YouTube Transcript API
This is a Python API that allows you to retrieve transcripts and subtitles for a given YouTube video. It supports both manually created and automatically generated subtitles, as well as subtitle translation. Unlike older solutions, it does not require a headless browser. The library is actively maintained, currently at version 1.2.4, and receives regular updates to address YouTube's API changes.
Warnings
- breaking The static methods `YouTubeTranscriptApi.get_transcript`, `YouTubeTranscriptApi.get_transcripts`, and `YouTubeTranscriptApi.list_transcripts` were removed in `v1.2.0`. These methods were previously deprecated in `v1.0.0`.
- breaking In `v1.1.0`, the library refactored caption retrieval from scraping the `/watch` HTML to fetching from the Innertube API. This change initially did not support authentication, potentially causing issues for users relying on authenticated requests.
- gotcha YouTube frequently blocks requests from known cloud provider IPs or if a high volume of requests originates from a single IP. This can lead to `IpBlocked` exceptions.
- gotcha Ensure you pass only the YouTube video ID, not the full video URL, to the API methods. For example, for `https://www.youtube.com/watch?v=VIDEO_ID`, the video ID is `VIDEO_ID`.
- gotcha If you encounter `NoTranscriptFound` or `TranscriptsDisabled` exceptions, it means the video either genuinely lacks captions or has them explicitly turned off by the uploader.

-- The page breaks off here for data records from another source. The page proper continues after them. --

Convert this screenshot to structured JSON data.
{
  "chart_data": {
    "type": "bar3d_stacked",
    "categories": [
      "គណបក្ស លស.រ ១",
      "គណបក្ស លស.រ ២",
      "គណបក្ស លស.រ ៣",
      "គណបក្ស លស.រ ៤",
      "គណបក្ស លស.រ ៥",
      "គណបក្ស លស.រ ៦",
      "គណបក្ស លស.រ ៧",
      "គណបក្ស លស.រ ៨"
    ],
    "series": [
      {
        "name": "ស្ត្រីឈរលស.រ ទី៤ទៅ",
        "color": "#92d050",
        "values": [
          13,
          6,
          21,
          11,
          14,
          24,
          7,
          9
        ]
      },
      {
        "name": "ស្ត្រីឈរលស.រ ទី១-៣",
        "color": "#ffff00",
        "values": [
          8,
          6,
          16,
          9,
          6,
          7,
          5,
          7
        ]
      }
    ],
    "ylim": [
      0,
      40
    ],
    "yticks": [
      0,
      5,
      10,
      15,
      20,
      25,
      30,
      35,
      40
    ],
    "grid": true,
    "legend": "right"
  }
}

Some automatically generated captions may also not be available.
Install
-
pip install youtube-transcript-api
Imports
- YouTubeTranscriptApi
from youtube_transcript_api import YouTubeTranscriptApi
- NoTranscriptFound
from youtube_transcript_api import NoTranscriptFound
- TranscriptsDisabled
from youtube_transcript_api import TranscriptsDisabled
- NoManualTranscriptFound
from youtube_transcript_api import NoManualTranscriptFound
- IpBlocked
from youtube_transcript_api import IpBlocked
Quickstart
from youtube_transcript_api import YouTubeTranscriptApi, NoTranscriptFound, TranscriptsDisabled, IpBlocked
video_id = "_dQ8wY76uI8" # Example: 'Never Gonna Give You Up' by Rick Astley
try:
# Instantiate the API client
ytt_api = YouTubeTranscriptApi()
# Fetch the transcript for the video
# By default, it attempts to get English. You can specify languages=['de', 'en'] for priority.

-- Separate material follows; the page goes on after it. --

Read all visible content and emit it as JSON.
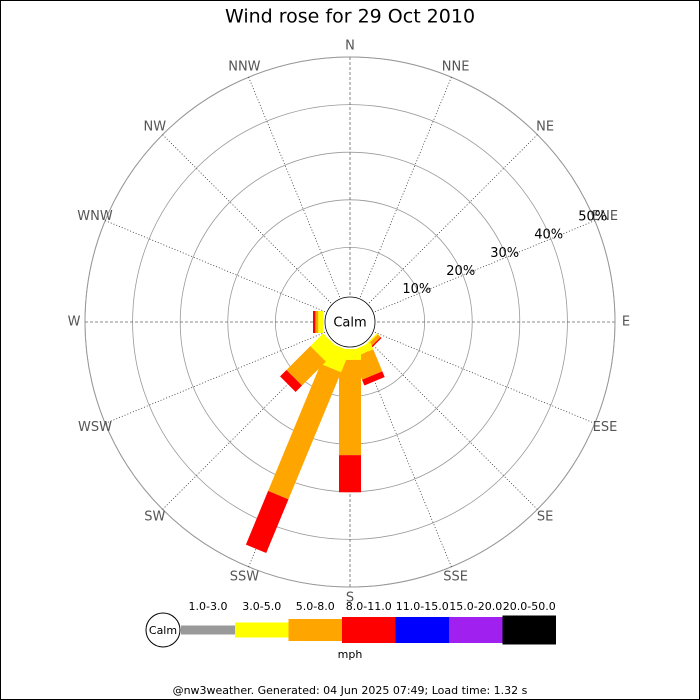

transcript = ytt_api.fetch(video_id)
# Print the full transcript text
full_text = " ".join([item['text'] for item in transcript])
print(f"Transcript for video ID {video_id}:\n{full_text[:500]}...")

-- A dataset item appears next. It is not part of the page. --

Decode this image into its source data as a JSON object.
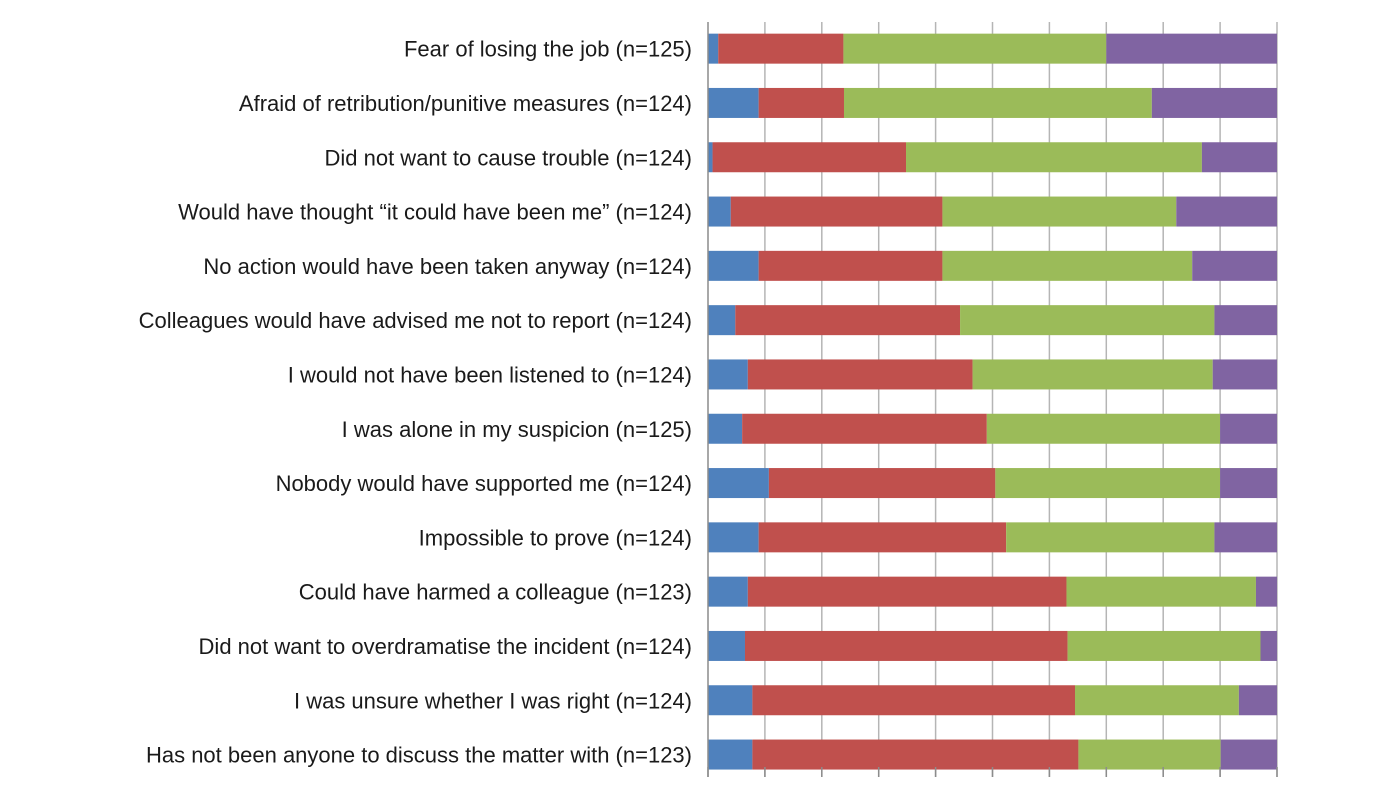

# You can also list available transcripts and their languages
# transcript_list = ytt_api.list_transcripts(video_id)
# for t in transcript_list:
# print(f"Available transcript: {t.language} ({'generated' if t.is_generated else 'manual'})")
except NoTranscriptFound:
print(f"No transcript found for video ID: {video_id}")
except TranscriptsDisabled:
print(f"Transcripts are disabled for video ID: {video_id}")
except IpBlocked:
print(f"Your IP was blocked by YouTube. Consider using a proxy.")
except Exception as e:
print(f"An unexpected error occurred: {e}")